Realizing that the county is vulnerable to craziness in the power supply (best exhibited in the 2003 blackout), the Department of Homeland Security announced a $39 million pilot plan to better protect the power grid from disaster, whether natural or terrorist. And the pilot is taking place in NYC, with Con Ed and American Superconductor partnering up for "Team Hydra: Secure Super Grids." According to Newsday, here's what the project entails:
The pilot project...will tie together two midtown Manhattan substations, so that one can handle the load of the other in the event that individual circuits are disrupted -- whether by a lightning bolt, a car crashing into a substation or an act of deliberate sabotage.
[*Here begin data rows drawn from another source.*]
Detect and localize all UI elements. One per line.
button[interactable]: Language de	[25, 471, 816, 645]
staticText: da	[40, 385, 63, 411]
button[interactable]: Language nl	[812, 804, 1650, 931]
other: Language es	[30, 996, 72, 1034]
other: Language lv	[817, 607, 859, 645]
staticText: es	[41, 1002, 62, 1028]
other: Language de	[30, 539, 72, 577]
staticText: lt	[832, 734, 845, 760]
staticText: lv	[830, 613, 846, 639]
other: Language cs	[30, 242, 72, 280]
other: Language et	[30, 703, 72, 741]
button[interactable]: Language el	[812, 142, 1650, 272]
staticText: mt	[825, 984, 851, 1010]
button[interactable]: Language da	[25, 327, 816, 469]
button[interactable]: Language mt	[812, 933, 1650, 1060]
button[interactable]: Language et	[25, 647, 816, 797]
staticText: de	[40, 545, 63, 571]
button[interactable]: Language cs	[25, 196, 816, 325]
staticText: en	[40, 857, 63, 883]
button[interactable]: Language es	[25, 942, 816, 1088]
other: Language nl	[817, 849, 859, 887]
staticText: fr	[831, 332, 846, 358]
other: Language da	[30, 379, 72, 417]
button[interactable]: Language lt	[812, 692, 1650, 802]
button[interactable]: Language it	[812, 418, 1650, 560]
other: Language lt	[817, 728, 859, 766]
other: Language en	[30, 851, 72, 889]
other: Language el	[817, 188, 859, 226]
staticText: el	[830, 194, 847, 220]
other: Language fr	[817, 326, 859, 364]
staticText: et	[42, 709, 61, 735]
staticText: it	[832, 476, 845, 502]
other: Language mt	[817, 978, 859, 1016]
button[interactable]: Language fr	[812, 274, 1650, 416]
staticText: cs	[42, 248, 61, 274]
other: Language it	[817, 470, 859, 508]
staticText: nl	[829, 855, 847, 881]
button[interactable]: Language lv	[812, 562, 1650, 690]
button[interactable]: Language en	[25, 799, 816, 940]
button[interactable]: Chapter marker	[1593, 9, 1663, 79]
It will also test whether looping high-temperature superconductor cables under city streets will suppress power surges that damage equipment and shut down service.
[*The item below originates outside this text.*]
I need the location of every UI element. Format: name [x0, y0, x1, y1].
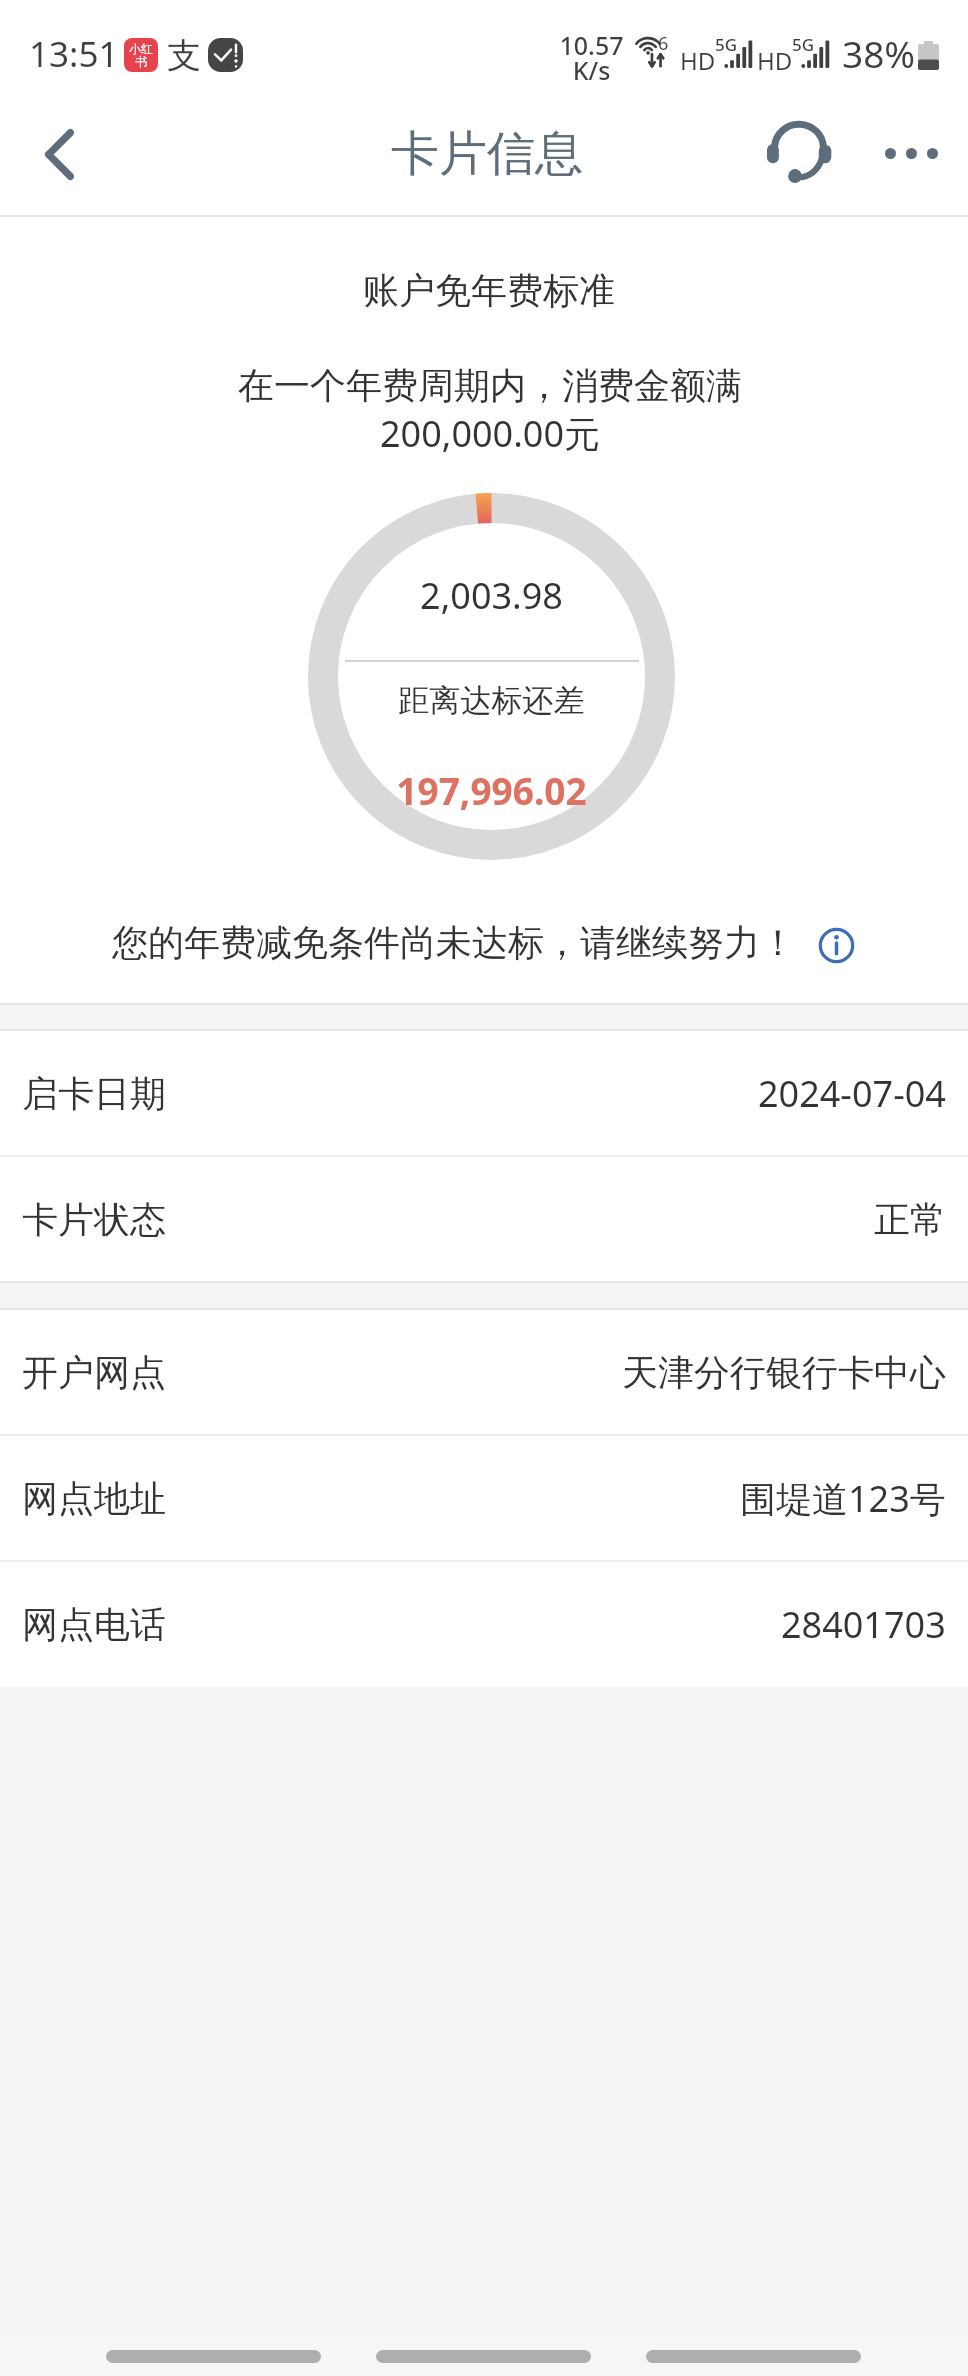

And while we're not sure how great a job Con Ed (American Superconductor may be carrying the burden) will do, we do love the logo - they should totally license it out for clothing.
American Superconductor says the "new technology is capable of carrying very large amounts of power while also being able to automatically suppress power surges." Apparently officialswere thinking about testing the program in the Financial district but decided that Midtown would be better, but a Con Ed project engineer explained, "until you prove the technology is successful, we didn't want to involve the Financial District." Ha!
If the pilot is successful, it will be put into place in other NYC areas as well as other urban centers. We bet Queens will demand to be one of those.